The Hundred Years War Volume I by Sumption Jonathan

The Hundred Years War Volume I by Sumption Jonathan

Author:Sumption, Jonathan [Sumption, Jonathan]
Language: zho
Format: epub, mobi
ISBN: 9780571266586
Publisher: Faber and Faber Ltd
Published: 2011-05-04T16:00:00+00:00


The French war effort called for expenditure on a scale vastly greater than Edward III’s in a country not as used to heavy taxation. In the northern provinces, where alone the threat to France’s security was taken seriously by tax-payers, the subsidies voted in the previous year began to come in in February 1340. Fresh grants were made by the nobility and no less than thirty-two towns imposed sales taxes for the support of the war. Paris offered a subsidy of more than 20,000 l.t. Substantial funds were being collected from the clergy with the consent of the Pope to fight a coalition whose leader was the Vicar of an excommunicated heretic. Philip abandoned the reticence of earlier years about raiding the treasure accumulated for the crusade. The French clergy, intimately involved in the business of government, abetted him as those of England had abetted Edward III. The steady devaluation of the French coinage, a hidden tax, continued. In the provinces of France rich bourgeois and monastic houses received personal visits from insistent commissioners deploying much the same mixture of threats and promises as Edward III’s agents were using in England at the same moment.32

The year 1340 proved, like 1339, to be a good one for Philip’s finances. Even so the war treasurers lived from hand to mouth. The French government lacked its rival’s ingenious way with financial improvisation and its skill in manipulating credit. Revenue arrived in unpredictable spurts from taxation decreed long before, vitiating financial planning and therefore much military planning as well. In January 1340 the important garrison of Tournai was threatening ‘from day to day’ to desert for want of pay in spite of Philip’s personal assurances that he would shortly be in funds.
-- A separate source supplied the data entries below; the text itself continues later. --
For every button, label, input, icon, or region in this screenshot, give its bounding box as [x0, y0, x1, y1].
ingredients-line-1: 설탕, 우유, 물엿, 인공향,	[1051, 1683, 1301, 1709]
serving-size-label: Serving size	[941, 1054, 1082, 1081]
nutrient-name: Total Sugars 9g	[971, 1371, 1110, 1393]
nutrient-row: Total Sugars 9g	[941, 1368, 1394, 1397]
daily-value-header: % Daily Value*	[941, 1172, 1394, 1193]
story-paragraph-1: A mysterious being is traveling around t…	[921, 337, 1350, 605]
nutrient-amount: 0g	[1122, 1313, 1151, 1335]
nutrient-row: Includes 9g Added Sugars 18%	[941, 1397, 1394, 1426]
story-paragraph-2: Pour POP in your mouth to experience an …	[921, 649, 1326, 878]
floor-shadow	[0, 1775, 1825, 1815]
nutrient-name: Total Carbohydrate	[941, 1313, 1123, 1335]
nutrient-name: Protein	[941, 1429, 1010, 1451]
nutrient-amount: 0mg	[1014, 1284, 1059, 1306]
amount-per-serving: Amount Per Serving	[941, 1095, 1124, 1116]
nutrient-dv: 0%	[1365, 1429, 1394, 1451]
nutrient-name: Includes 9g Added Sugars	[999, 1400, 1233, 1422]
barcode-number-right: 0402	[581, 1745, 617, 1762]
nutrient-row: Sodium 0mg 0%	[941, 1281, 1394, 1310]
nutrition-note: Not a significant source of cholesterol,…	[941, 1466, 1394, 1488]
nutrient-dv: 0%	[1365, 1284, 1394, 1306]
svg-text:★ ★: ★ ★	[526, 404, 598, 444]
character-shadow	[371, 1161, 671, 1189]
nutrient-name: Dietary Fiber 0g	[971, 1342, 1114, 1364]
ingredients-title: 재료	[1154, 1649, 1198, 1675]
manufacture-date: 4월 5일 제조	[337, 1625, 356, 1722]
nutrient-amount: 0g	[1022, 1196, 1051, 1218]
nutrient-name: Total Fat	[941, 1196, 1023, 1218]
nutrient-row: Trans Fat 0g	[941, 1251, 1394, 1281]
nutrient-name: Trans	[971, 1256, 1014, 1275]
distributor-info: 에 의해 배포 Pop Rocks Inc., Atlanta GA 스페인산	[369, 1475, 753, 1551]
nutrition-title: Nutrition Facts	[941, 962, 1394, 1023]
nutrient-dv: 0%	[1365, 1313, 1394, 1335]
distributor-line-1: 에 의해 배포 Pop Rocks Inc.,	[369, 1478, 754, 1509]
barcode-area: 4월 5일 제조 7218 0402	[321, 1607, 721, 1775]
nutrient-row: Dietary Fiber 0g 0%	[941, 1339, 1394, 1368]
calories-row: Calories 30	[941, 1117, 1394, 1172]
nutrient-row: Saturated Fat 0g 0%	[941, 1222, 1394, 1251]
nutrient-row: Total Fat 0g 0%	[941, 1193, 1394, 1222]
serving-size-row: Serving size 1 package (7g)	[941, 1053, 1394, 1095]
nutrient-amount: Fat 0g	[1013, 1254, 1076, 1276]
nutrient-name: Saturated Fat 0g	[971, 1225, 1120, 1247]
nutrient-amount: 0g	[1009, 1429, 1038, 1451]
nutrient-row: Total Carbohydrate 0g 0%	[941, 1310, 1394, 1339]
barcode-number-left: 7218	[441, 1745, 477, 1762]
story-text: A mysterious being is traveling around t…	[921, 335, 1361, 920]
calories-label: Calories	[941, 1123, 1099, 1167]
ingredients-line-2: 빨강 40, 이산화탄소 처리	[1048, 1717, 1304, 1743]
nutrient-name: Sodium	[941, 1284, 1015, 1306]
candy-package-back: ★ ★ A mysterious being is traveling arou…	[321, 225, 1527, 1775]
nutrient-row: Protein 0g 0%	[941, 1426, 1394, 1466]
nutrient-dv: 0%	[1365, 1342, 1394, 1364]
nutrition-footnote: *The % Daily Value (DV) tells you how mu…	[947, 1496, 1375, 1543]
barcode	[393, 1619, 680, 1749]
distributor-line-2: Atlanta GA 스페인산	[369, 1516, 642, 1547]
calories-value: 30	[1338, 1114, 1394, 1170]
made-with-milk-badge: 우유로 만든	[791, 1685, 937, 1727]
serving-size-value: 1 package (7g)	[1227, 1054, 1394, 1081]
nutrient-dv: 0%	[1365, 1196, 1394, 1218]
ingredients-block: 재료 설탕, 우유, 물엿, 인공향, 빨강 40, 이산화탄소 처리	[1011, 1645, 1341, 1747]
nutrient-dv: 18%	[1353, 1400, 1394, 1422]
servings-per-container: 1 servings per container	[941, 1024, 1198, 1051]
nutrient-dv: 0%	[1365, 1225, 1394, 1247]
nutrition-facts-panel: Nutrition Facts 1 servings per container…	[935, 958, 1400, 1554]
French troops received a reasonable wage and knights a generous one, which began to accrue as soon as they left home and continued until they returned. They too were by tradition entitled to an advance of two months’ wages at the beginning of their service, and while there was some elasticity about the settlement of final accounts the men expected and normally obtained punctilious payment of the advance. In May 1340 the men of Douai were refusing to fight because their pay was overdue and the field treasurers had run out of money. In July the bailli of Macon, who had brought his men from Burgundy to Paris, announced that he would go no further until he was paid. The war treasurers, poor men, expressed amazement at how fast their resources were being consumed.33

Philip VI had two strategic ends in view. In the first place he wanted to be revenged on the Count of Hainault for what he conceived to be the treachery of the previous year. The Count had not earned Philip’s gratitude by changing sides at the crucial moment of the autumn campaign but only his greater contempt. Hainault was a useful lesson for other members of Edward III’s coalition, vulnerable because bordering on France and politically divided. Moreover it was the gateway to Brabant, Philip’s second objective.